Com relação a adoção de bitcoin em El Salvador, ele assente que ainda não são todos que de fato usam a moeda, mas se diz confiante que isso mudará em breve com a nova geração que está surgindo. 

“Aqueles que sabem de verdade são as crianças que vão ocupar a tecnologia e poder ajudar seus pais. O legal é que eles já vão ter bitcoin, não vão precisar comprar quando tiver mais caro no futuro porque seus pais já estão guardando de herança para eles”.

Na região, o bitcoin parece ser muito mais aceito entre os mais jovens. Carlos Moisés, 19 anos, por exemplo, trabalha como salva-vidas nas praias de El Zonte e estampa o logo do bitcoin no seu uniforme de trabalho. 

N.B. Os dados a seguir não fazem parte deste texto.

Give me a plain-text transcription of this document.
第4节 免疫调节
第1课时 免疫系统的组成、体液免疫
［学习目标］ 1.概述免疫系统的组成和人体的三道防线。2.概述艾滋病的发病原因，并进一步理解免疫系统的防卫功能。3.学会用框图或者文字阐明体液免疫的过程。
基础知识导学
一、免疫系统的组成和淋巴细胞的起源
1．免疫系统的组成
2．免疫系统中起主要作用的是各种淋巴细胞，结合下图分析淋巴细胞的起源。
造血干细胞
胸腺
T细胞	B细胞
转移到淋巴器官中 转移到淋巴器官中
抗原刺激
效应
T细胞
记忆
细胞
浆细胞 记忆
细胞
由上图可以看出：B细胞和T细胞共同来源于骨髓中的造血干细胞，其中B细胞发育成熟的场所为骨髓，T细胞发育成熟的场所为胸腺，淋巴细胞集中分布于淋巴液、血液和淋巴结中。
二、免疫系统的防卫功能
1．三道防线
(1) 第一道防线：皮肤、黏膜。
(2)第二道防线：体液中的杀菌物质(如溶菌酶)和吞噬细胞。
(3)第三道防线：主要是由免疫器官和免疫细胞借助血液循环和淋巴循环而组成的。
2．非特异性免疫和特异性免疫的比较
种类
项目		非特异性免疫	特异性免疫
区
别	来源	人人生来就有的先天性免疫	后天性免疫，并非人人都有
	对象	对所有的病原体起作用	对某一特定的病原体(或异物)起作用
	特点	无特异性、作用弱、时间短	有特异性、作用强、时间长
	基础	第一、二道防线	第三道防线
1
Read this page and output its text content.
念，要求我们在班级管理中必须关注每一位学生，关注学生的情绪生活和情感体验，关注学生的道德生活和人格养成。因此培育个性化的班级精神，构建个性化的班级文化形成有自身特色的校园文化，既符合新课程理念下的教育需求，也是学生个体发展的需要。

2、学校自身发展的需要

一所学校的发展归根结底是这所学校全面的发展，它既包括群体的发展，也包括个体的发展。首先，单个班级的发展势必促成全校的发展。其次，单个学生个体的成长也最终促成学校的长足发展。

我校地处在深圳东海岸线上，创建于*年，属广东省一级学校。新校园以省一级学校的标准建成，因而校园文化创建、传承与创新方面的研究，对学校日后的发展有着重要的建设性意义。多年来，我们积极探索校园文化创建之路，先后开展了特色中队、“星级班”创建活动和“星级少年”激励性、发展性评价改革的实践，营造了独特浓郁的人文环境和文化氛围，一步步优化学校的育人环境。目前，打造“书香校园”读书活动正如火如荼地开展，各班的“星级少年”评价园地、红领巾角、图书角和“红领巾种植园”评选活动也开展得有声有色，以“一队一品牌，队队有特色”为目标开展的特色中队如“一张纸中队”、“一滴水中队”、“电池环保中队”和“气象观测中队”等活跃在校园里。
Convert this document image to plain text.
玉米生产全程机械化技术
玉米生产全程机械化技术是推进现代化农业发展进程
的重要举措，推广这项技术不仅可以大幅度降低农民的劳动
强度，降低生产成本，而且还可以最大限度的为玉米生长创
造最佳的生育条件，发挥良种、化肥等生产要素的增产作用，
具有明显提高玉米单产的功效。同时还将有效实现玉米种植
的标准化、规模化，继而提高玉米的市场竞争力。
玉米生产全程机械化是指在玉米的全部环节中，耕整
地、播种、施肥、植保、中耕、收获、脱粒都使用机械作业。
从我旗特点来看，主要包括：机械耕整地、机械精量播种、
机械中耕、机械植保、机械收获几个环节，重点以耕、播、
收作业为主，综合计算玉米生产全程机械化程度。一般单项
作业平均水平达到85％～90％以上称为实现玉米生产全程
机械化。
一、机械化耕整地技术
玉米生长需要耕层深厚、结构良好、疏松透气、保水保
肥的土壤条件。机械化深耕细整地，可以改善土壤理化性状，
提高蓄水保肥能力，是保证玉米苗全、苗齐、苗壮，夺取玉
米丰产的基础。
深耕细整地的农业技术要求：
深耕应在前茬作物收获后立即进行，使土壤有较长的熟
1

Ele admite que ficou perdido quando foi usar a criptomoeda pela primeira vez, mas que sempre teve ajuda de pessoas da comunidade para ensiná-lo. Posteriormente, ele foi vendo vídeos no YouTube para aprender a usar por conta própria.

Carlos Moisés, guarda-vidas de El Zonte (Foto: Saori Honorato/Portal do Bitcoin)
Carlos Moisés, guarda-vidas de El Zonte (Foto: Saori Honorato/Portal do Bitcoin)

“Eu acho legal usar bitcoin para comprar em alguns lugares aqui em El Zonte, mas fora daqui não são todos os lugares que aceitam. Sei que é difícil usar, mas as pessoas têm que dar uma chance para aprender. Pouco a pouco você vai se acostumando”. 

Ele trabalha na praia desde que tinha 15 anos, inspirado por outros dois tios e três primos que também são salva-vidas. Diferentemente dos filhos de Carmen, Carlos não tem vontade de sair do país. “Eu amo morar aqui, é um lugar maravilhoso”.